Esta alianza entre movilización popular y organización política ha dado lugar a un Pacto Histórico que recuerda los mejores momentos de la lucha popular en Colombia. Y a diferencia de otros momentos de su historia, el pueblo colombiano ha conseguido que no asesinen a sus candidatos. Esta es la oportunidad histórica para revertir la lógica del narcoestado, y la violencia sistemática que ello supone; al mismo tiempo, es la posibilidad de materializar una transición energética de la economía fósil a un modelo económico más sostenible. Todo lo cual supone poner un freno de mano desde el interior del cuarto de máquina del capitalismo y la posibilidad de empezar a materializar nuevas formas de vida para una humanidad devastada por la crisis, la guerra y el autoritarismo global.

Y hoy este pueblo sorprende al mundo entero con la fórmula presidencial compuesta por Gustavo Petro Urrego y Francia Márquez Mina, encabezando todas las encuestas para las elecciones del próximo domingo. Por eso, hoy más que nunca, es importante recordar que tanto Petro como Márquez son el resultado de un acumulado histórico sostenido a lo largo del tiempo por el pueblo colombiano. No es casual que a través de Gustavo Petro y Francia Márquez se den la mano dos de las regiones más castigadas del país por el conflicto armado y el racismo estructural: Caribe y Cauca; desplazando así al histórico centralismo expresado por las élites de Bogotá y Medellín. Tampoco es casual que Gustavo Petro y Francia Márquez provengan de la resistencia popular, la defensa de los derechos humanos y territoriales y la búsqueda del fin del conflicto armado.

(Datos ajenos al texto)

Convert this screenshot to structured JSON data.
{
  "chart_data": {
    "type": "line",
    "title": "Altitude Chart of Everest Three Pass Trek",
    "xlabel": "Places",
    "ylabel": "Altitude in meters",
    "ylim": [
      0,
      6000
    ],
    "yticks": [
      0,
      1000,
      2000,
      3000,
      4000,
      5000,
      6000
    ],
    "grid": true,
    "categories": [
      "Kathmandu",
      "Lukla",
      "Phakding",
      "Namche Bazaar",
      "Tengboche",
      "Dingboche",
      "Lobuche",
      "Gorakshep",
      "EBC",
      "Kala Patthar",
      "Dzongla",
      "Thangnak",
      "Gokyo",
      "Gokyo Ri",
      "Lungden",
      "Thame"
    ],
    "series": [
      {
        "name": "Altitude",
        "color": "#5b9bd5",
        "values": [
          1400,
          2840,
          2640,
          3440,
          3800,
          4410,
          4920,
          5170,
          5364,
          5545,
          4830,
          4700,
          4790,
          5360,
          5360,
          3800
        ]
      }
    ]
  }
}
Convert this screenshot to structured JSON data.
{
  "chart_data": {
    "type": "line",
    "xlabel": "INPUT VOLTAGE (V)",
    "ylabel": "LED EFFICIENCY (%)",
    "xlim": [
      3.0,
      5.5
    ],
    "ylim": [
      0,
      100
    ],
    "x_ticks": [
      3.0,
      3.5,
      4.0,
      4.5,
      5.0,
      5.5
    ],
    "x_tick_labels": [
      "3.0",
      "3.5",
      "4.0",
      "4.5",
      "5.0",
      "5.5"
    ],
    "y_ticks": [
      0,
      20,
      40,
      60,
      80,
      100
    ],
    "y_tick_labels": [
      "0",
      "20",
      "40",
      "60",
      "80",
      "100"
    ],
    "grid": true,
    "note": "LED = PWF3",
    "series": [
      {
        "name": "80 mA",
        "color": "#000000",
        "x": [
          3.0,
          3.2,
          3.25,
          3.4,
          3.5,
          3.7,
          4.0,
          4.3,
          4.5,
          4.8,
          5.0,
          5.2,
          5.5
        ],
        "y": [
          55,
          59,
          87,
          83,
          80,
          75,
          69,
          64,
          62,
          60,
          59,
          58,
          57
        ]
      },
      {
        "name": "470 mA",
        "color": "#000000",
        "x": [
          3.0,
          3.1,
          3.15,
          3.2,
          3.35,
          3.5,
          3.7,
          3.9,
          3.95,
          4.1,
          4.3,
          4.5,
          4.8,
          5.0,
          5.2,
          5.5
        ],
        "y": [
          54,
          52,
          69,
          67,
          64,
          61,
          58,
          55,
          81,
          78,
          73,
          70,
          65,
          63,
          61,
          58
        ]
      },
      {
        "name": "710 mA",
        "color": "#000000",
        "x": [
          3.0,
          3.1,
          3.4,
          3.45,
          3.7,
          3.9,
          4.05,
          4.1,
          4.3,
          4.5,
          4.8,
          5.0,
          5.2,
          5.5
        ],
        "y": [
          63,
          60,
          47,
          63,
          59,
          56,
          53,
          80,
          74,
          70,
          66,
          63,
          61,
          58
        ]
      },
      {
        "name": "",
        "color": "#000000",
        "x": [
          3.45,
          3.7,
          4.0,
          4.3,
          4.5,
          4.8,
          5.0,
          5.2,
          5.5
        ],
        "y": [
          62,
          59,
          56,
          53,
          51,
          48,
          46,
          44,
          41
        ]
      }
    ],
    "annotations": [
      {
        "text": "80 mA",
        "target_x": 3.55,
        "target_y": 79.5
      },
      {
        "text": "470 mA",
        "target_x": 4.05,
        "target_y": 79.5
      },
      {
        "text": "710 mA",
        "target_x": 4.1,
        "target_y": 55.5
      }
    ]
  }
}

En las elecciones legislativas del pasado mes de marzo, y a pesar del fraude sistemático cometido por la extrema derecha mafiosa, el Pacto Histórico sorprendió a todos con un triunfo abrumador, convirtiéndose en la mayor fuerza política del país. Ojalá que este domingo el voto popular se mantenga en esa dirección y Colombia logre, por primera vez en su historia republicana, un gobierno popular que consiga «ir de la resistencia al poder. Hasta que la dignidad se haga costumbre».